Has anyone experienced problems with Burstner Chrome Wheels? The full story can be read at ==> 
http://www.thelindsays.info/motorho...and-proble/burstner-wheels--chrome/index.html


----------



## makems (Jul 26, 2010)

Do you mean alloy wheels? 
If so, then yes, my alloys are showing some corrosion and the van is less,than a year old.


----------



## homerlindsay (Dec 21, 2010)

These are actually chrome wheels, but sounds like alloys are having a similar problem.
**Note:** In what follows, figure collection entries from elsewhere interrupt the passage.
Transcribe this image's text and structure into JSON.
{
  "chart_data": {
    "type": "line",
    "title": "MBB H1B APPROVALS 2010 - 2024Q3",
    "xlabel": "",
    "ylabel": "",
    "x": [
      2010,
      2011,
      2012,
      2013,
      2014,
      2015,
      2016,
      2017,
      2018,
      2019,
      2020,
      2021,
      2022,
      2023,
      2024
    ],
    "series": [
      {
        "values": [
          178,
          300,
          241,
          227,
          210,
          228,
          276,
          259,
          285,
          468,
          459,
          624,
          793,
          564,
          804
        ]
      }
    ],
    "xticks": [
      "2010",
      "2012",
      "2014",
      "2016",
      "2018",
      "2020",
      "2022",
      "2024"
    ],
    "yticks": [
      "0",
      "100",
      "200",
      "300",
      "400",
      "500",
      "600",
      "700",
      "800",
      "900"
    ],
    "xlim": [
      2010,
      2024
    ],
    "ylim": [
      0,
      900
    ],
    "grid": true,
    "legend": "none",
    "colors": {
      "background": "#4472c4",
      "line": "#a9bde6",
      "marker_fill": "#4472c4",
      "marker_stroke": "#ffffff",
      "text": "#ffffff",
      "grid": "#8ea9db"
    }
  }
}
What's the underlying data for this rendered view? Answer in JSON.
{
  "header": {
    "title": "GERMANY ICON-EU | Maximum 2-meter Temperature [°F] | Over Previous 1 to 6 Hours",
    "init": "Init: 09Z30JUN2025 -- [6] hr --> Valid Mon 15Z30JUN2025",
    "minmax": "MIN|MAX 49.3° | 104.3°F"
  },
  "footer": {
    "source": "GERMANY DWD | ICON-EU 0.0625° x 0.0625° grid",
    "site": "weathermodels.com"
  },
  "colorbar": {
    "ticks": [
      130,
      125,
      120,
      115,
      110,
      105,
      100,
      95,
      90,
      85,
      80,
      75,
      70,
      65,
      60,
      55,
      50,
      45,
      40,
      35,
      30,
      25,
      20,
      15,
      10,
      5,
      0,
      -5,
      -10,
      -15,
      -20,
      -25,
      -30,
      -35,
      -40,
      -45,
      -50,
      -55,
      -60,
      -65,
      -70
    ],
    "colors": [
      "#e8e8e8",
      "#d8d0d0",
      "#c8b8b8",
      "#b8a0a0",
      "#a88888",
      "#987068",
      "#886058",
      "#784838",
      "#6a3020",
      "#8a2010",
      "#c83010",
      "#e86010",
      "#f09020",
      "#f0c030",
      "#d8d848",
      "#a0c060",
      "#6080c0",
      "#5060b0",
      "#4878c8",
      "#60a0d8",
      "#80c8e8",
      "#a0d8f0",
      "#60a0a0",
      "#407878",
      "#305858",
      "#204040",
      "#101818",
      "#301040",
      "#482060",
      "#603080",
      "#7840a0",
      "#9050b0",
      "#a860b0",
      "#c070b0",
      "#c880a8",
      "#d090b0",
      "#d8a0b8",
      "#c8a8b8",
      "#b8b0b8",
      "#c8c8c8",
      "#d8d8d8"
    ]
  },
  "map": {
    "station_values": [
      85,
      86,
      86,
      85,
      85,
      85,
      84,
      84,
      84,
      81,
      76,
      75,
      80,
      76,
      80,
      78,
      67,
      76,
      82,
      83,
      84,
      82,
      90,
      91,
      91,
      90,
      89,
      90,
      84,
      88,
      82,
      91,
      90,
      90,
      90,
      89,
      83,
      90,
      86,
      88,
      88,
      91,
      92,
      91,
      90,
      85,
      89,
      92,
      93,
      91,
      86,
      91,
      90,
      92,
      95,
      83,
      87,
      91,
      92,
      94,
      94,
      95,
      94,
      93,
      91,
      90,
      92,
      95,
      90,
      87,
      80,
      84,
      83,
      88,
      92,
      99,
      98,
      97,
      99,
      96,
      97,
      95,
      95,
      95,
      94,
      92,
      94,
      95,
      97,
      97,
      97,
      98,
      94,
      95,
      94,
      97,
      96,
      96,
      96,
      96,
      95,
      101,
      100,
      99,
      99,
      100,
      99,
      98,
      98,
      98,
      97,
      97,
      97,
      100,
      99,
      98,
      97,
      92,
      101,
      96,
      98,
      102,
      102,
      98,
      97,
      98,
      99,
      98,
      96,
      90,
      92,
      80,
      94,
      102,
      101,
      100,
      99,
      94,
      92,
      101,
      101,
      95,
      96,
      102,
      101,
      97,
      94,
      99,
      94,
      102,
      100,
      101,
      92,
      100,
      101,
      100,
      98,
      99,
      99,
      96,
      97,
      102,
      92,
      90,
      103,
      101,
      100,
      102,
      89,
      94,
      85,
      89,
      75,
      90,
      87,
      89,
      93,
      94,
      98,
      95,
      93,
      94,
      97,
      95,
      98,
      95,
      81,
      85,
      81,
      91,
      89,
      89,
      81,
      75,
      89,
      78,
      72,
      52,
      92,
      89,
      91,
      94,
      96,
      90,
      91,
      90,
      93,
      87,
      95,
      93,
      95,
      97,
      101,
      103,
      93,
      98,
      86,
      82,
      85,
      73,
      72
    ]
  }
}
I tried to upload a photo but this failed to work on this site.


----------



## peribro (Sep 6, 2009)

All 6 of mine were replaced by Burstner under warranty. A couple of the replacements are showing signs of deterioration but nothing like as bad as before.


----------



## cabby (May 14, 2005)

send them back under warranty.

cabby


----------



## Dill (Jun 3, 2010)

Hi Had mine refurbished last year at a cost of £350 for all six. This van of ours has already had six new ones when it was 12 month old. Not to mention the paint bubbling. It seems the older it gets the worse it gets. Wouldn't buy another.

Dill


----------



## homerlindsay (Dec 21, 2010)

*Thanks!*

Thanks to everyone who has responded so far.


----------



## Jezport (Jun 19, 2008)

The alloy and black Burstner wheels are similar to some we had on a Suzuki Grand Vitara. The front face is lacquered over the alloy and it seems that this type of wheel is unlikely to keep its finish as the water gets under the coating and eats in. Chrysler and Cadillac have also had similar wheels that were constantly being exchanged under warranty. Suzuki changed ours and they knew it was an issue so replaced them for different wheels.


----------